18. It is important to distinguish this broader concept of “ordered liberty” from the narrower “liberty interests” protected by due process, with their different contexts and contrasting burdens of proof. Compare Department of Law Enforcement v. Real Property, 588 So.2d 957 (Fla.1991) (due process guarantees inherent fairness; government can infringe property right only upon clear and convincing evidence) with In re Guardianship of Browning, 568 So.2d 4 (Fla.1990) (privacy guarantees personal autonomy; state can justify infringements only for “compelling” interest enforced through least intrusive means).
19. There are, of course, cases in which a claim of privacy is made for acts not genuinely private in nature. Such claims must be denied. For example, building a fence around one's property in a manner contrary to state environmental law and policy is not a private act entitled to protection under article I, section 23. Department of Community Affairs v. Moorman, 664 So.2d 930, 933 (Fla.1995), cert. denied, 519 U.S. 822, 117 S.Ct. 79, 136 L.Ed.2d 37 (1996).
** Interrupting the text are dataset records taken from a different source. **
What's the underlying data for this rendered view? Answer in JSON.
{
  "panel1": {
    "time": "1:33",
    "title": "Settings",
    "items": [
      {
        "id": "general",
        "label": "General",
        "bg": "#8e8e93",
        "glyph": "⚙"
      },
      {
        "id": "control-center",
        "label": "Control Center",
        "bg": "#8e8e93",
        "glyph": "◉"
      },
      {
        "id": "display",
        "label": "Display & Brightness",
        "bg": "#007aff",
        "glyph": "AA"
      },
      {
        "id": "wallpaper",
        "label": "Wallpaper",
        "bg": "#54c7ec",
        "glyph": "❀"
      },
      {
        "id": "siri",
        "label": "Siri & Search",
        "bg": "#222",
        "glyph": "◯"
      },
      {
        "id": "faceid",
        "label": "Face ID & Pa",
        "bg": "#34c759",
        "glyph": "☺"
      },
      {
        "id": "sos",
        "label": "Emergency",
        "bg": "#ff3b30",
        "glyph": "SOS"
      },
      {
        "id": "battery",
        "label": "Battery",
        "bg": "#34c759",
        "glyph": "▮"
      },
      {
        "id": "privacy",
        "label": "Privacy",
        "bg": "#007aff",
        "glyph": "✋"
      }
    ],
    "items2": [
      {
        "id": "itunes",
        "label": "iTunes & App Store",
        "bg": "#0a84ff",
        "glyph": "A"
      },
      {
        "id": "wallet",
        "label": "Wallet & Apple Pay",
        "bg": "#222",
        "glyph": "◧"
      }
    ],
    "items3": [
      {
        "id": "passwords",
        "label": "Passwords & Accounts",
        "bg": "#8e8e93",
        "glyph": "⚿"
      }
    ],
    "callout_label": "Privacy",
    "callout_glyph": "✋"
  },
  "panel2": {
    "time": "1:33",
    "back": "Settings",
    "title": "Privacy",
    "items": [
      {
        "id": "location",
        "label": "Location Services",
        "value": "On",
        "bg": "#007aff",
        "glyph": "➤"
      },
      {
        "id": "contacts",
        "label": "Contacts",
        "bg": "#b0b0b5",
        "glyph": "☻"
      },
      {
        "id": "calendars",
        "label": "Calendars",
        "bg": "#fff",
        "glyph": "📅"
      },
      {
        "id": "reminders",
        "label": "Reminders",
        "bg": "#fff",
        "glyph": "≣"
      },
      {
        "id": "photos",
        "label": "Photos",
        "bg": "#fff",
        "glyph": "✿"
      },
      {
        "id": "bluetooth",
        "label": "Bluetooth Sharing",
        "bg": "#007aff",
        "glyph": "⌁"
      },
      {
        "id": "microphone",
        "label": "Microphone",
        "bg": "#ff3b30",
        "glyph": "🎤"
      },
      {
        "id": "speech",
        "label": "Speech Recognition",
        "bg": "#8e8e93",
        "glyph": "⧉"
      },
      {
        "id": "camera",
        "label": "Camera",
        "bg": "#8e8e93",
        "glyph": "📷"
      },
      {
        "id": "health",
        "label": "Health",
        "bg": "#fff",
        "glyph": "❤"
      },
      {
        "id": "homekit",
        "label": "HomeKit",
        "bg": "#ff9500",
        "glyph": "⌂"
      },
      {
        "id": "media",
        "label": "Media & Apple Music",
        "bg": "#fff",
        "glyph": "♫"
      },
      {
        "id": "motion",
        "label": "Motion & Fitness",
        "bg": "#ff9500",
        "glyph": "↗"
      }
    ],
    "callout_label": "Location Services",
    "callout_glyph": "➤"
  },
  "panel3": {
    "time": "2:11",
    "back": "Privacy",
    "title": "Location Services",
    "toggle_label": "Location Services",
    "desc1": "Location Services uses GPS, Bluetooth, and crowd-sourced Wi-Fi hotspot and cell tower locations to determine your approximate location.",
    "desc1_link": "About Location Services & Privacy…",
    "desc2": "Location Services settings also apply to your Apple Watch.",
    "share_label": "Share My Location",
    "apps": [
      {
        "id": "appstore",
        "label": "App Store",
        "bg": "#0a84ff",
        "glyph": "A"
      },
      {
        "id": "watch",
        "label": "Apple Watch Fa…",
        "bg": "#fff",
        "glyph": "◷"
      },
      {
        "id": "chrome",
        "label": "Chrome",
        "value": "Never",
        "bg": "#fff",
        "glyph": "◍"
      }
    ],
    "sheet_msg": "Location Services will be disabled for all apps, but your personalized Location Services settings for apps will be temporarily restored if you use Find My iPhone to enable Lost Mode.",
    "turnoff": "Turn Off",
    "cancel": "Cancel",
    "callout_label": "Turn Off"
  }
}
Privacy likewise does not authorize parents to donate the organs of their living child, thereby killing it, merely because it was born with a severe birth defect. In re T.A.C.P., 609 So.2d 588, 593 n. 9 (Fla.1992). Nor does it protect individuals from a governmental employer's decision not to hire them because they smoke cigarettes. City of North Miami v. Kurtz, 653 So.2d 1025, 1028 (Fla.1995).
20. It deserves great stress that both Rasmussen and Barron involved private parties asserting their own personal rights about a governmental process to permit or restrain disclosures sought by other private parties. Accord Times Publishing Co., 626 So.2d at 1315. The result would not be the same where only the government's regulatory interests, not the basic rights of other persons, are the single justification for disclosure of otherwise private information.
SHAW and WELLS, JJ., concur. OVERTON and HARDING, JJ., concur with an opinion. KOGAN, C.J., dissents with an opinion. ANSTEAD, J., recused.